Dec 14, 2007

Leadership - India's new export

With Vikram Pandit's elevation to the Citigroup top job, I guess we'll see lots of these sort of articles:
The change is visible on the board of the U.S.-India Business Council, once comprised only of executives from U.S. companies doing business in India. Now, the board includes executives from global companies with business in India, Indian-Americans heading global businesses and Indian companies with interest in the U.S.

Board members include Arun Kumar, head partner at KPMG International, Indra Nooyi, CEO of PepsiCo Inc. and Lakshmi Narayanan, vice chairman of Cognizant Technology Solutions, an outsourcing company that bills itself as "the best of both worlds."

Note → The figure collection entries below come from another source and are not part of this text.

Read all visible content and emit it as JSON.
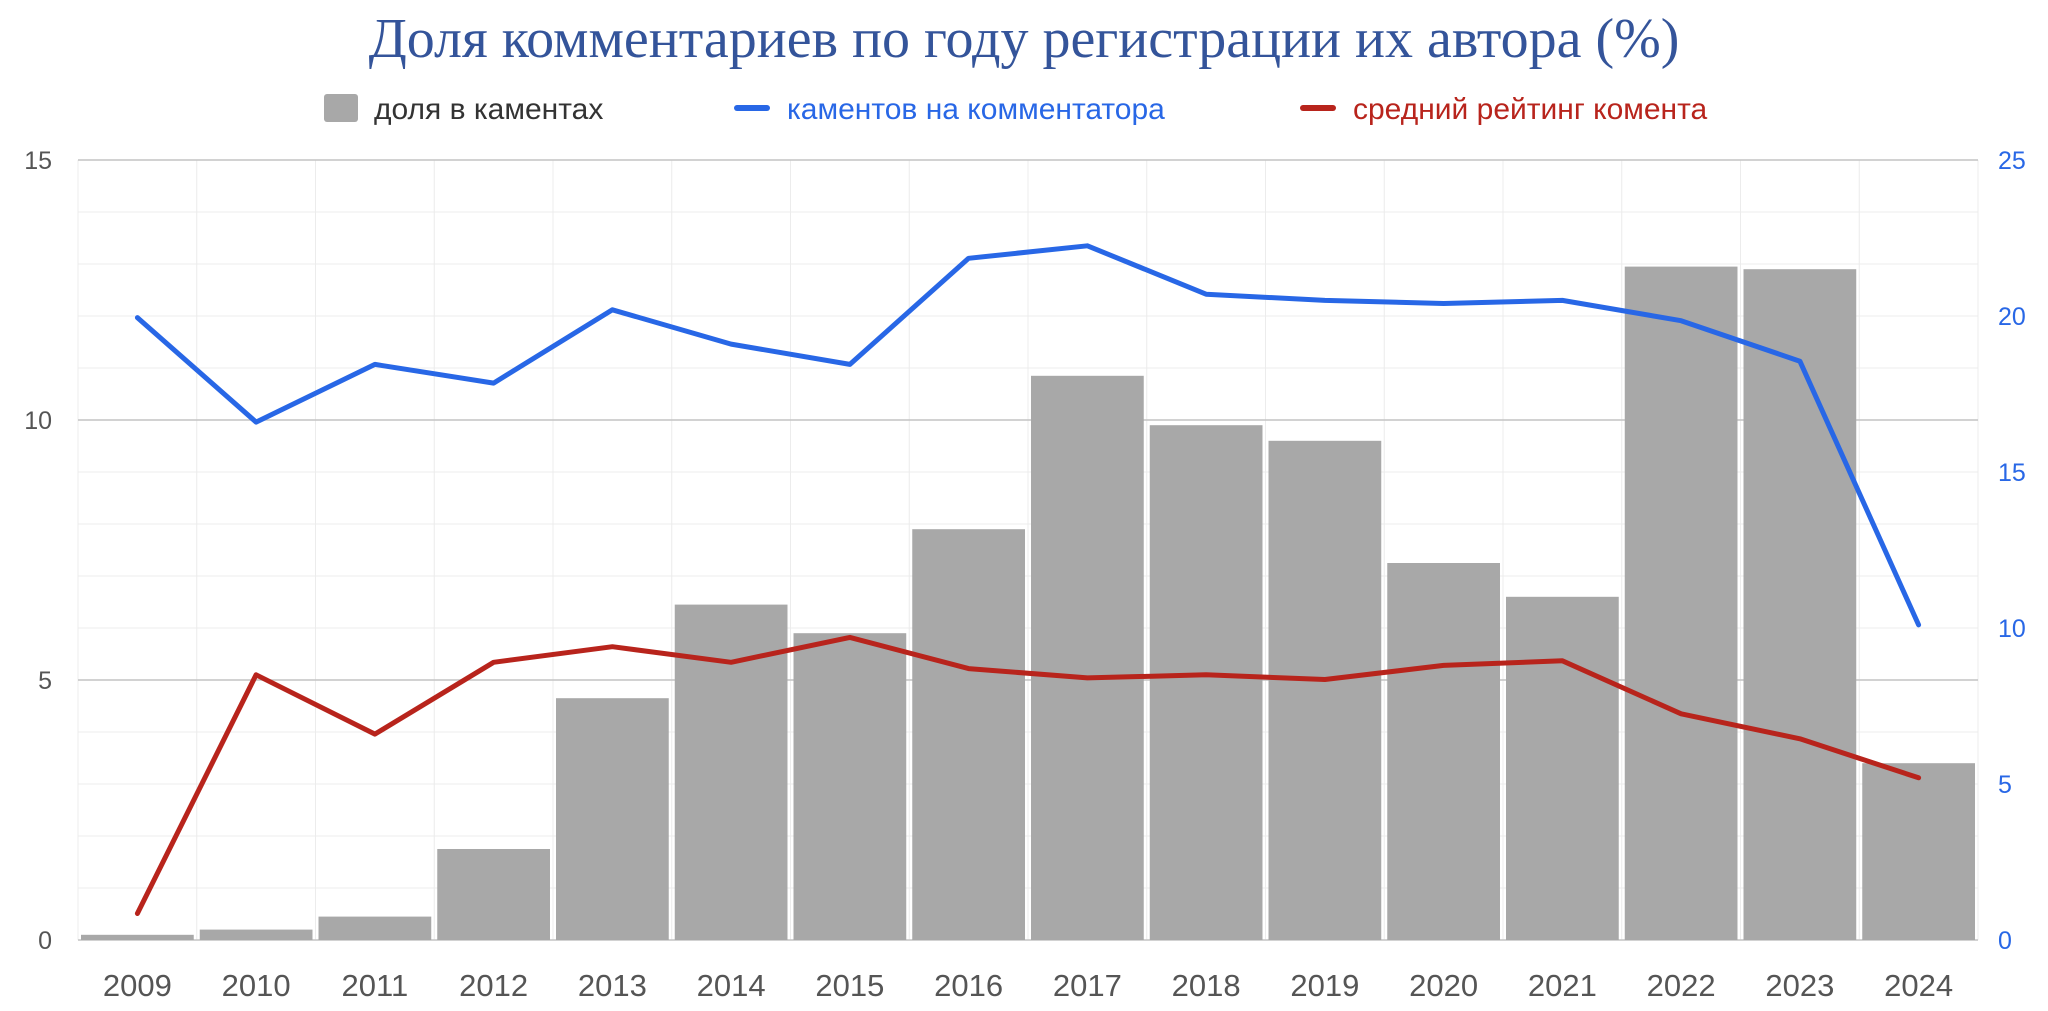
{
  "colors": {
    "title": "#34549a",
    "bars": "#a8a8a8",
    "line_comments_per_commenter": "#2867e6",
    "line_avg_rating": "#b8241c",
    "grid_major": "#c4c4c4",
    "grid_minor": "#ececec",
    "axis_left_text": "#555555",
    "axis_right_text": "#2867e6",
    "x_text": "#555555"
  },
  "chart_data": {
    "type": "bar",
    "title": "Доля комментариев по году регистрации их автора (%)",
    "categories": [
      "2009",
      "2010",
      "2011",
      "2012",
      "2013",
      "2014",
      "2015",
      "2016",
      "2017",
      "2018",
      "2019",
      "2020",
      "2021",
      "2022",
      "2023",
      "2024"
    ],
    "left_axis": {
      "ylim": [
        0,
        15
      ],
      "ticks": [
        "0",
        "5",
        "10",
        "15"
      ]
    },
    "right_axis": {
      "ylim": [
        0,
        25
      ],
      "ticks": [
        "0",
        "5",
        "10",
        "15",
        "20",
        "25"
      ]
    },
    "grid": true,
    "legend_position": "top",
    "series": [
      {
        "name": "доля в каментах",
        "type": "bar",
        "axis": "left",
        "values": [
          0.1,
          0.2,
          0.45,
          1.75,
          4.65,
          6.45,
          5.9,
          7.9,
          10.85,
          9.9,
          9.6,
          7.25,
          6.6,
          12.95,
          12.9,
          3.4
        ]
      },
      {
        "name": "каментов на комментатора",
        "type": "line",
        "axis": "right",
        "values": [
          19.95,
          16.6,
          18.45,
          17.85,
          20.2,
          19.1,
          18.45,
          21.85,
          22.25,
          20.7,
          20.5,
          20.4,
          20.5,
          19.85,
          18.55,
          10.1
        ]
      },
      {
        "name": "средний рейтинг комента",
        "type": "line",
        "axis": "right",
        "values": [
          0.85,
          8.5,
          6.6,
          8.9,
          9.4,
          8.9,
          9.7,
          8.7,
          8.4,
          8.5,
          8.35,
          8.8,
          8.95,
          7.25,
          6.45,
          5.2
        ]
      }
    ]
  }
}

At the same time, Indians who came to the U.S. to study 30 years ago have worked their way up the ranks of American companies. The latest round of promotions includes Shantanu Narayen, who joined Adobe Systems Inc. in 1998 and was appointed CEO this month.

Others have been in their jobs far longer, such as Ramani Ayer, chairman and CEO of Hartford Financial Services Group Inc., who has led the company since 1997.

Some of the rising stars:

_K.S. (Sonny) Kalsi, managing director and global head of Morgan Stanley's real estate investing business, which has $88.3 billion in assets under management

_Meena Mutyala, vice president of engineering and product management for Westinghouse Electric Corp.'s nuclear fuel business worldwide.

_ Sheila Hooda, senior managing director, strategy at $437 billion investment company TIAA-CREF, who was previously a managing director in the investment banking division at Credit Suisse.

The rise of Indian-born executives such as Pandit, who on Monday was named CEO of Citigroup, the world's largest bank, follows by more than a decade the advances of Indian business consultants.

A handful of Indian-born academics, especially Ram Charan and C.K. Prahalad, long-ago established themselves at the upper echelons of business consulting; consultant and author Charan was reportedly the first outsider Jeffrey Immelt turned to for advice when he became CEO of General Electric Co.

Rajat Gupta, who joined McKinsey & Co. in 1973, was elected managing director of the management consulting firm in 1994, then re-elected to two more three-year terms in 1997 and 2000. Gupta is leaving McKinsey at the end of this year to concentrate on his board positions.

One of Gupta's latest gigs: Special adviser on management reform to the Secretary-General of the United Nations.